Remember that, according to Australia’s Fair Work Ombudsman (FWO) , all employees in Australia are entitled to parental leave. There are some ifs and buts though, so take a look at the FWO website for a comprehensive checklist.
It’s also not just a matter of when you return to work, but how you’ll return to work. It’s a good idea to set some clear expectations with your boss about this. It’s worth considering whether you’d like to come back part time or on some other kind of flexible working arrangement.
Importantly, parental leave is available to employees “when a child is born or adopted”. So just because neither you nor your partner are giving birth to the child, that doesn’t mean you aren’t entitled to parental leave (providing the adopted child is under 16 years old).
All about networking
Aside from the formal support you’re entitled to from your workplace, it’s a good idea to think about the “informal” support available to you as well. We’re talking about friends and family, of course!
Establishing and maintaining respectful and supportive relationships with your friends and family during this time isn’t just vital for your own mental and physical wellbeing; it has a profound impact on your child as well. Because the way you interact socially can show your child how they can act and behave with others and how other people will behave in return.
Insuring for two
It’s a good time to go over your health insurance policy to work out exactly what you (or your partner) are covered for. Your existing level of cover won’t necessarily include obstetrics and pregnancy-related services.
But if you want it to, hospital cover can pay towards services you receive in hospital during pregnancy and birth and allows you to enjoy the advantages of going private. You just need to make sure you serve the 12-month waiting period before your due date and that you’re aware of important things like out-of-pocket costs.
You can still join extras cover to claim for things like pre & post-natal services including birthing courses. There may still be waiting periods, but most are less than 12 months.

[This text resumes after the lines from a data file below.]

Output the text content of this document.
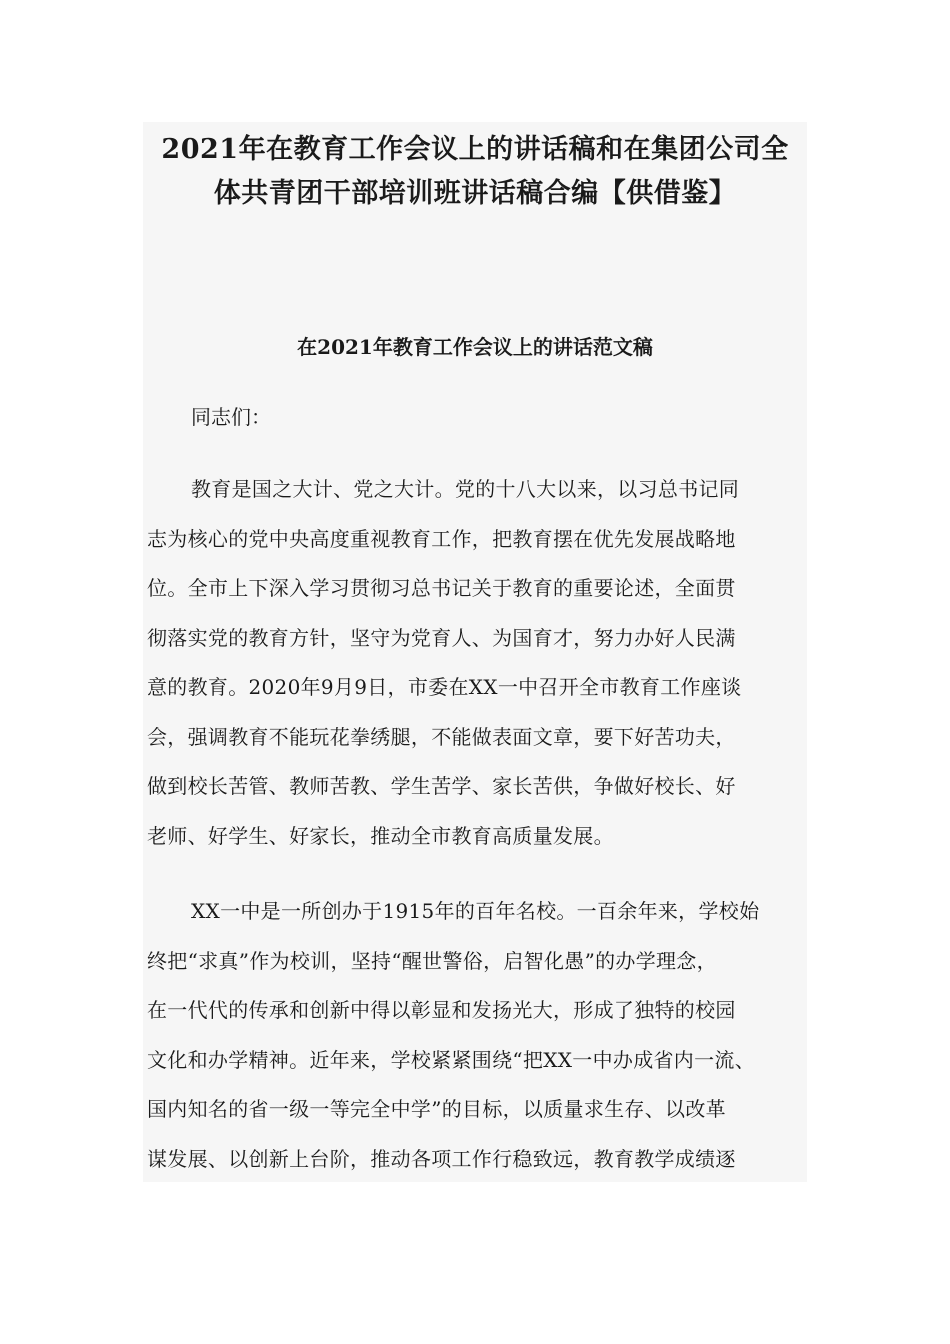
2021年在教育工作会议上的讲话稿和在集团公司全
体共青团干部培训班讲话稿合编【供借鉴】
在2021年教育工作会议上的讲话范文稿

同志们：

教育是国之大计、党之大计。党的十八大以来，以习总书记同
志为核心的党中央高度重视教育工作，把教育摆在优先发展战略地
位。全市上下深入学习贯彻习总书记关于教育的重要论述，全面贯
彻落实党的教育方针，坚守为党育人、为国育才，努力办好人民满
意的教育。2020年9月9日，市委在XX一中召开全市教育工作座谈
会，强调教育不能玩花拳绣腿，不能做表面文章，要下好苦功夫，
做到校长苦管、教师苦教、学生苦学、家长苦供，争做好校长、好
老师、好学生、好家长，推动全市教育高质量发展。
XX一中是一所创办于1915年的百年名校。一百余年来，学校始
终把“求真”作为校训，坚持“醒世警俗，启智化愚”的办学理念，
在一代代的传承和创新中得以彰显和发扬光大，形成了独特的校园
文化和办学精神。近年来，学校紧紧围绕“把XX一中办成省内一流、
国内知名的省一级一等完全中学”的目标，以质量求生存、以改革
谋发展、以创新上台阶，推动各项工作行稳致远，教育教学成绩逐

And don’t forget to add bub to your policy once they’ve entered the world!
Room for one more?
Is your current home big enough and safe enough to accomodate a child? Relocating is a tough but sometimes necessary decision. Budget, obviously, is a limiting factor here — as is proximity to your support network and your (or your partner’s) job.
Canvass your options. Consider things like: price; space for your baby’s cot, clothes, toys etc; length of commute; proximity to your babysitters of choice and key support people; and suitability for baby-proofing. Which brings us to the next point…
In terms of safety, there are some no-brainers — like, don’t leave armed bear traps on the floor. But not all child-proofing tips are obvious. Did you know it’s a good idea to place stickers on glass doors and windows at a child’s eye level to prevent a nasty accident?
Some of won’t become relevant until your child is grown up enough to walk (and run about five minutes later!), but planning for the long term will set you up for success, so start thinking sooner rather than later about how you’ll make your home child friendly.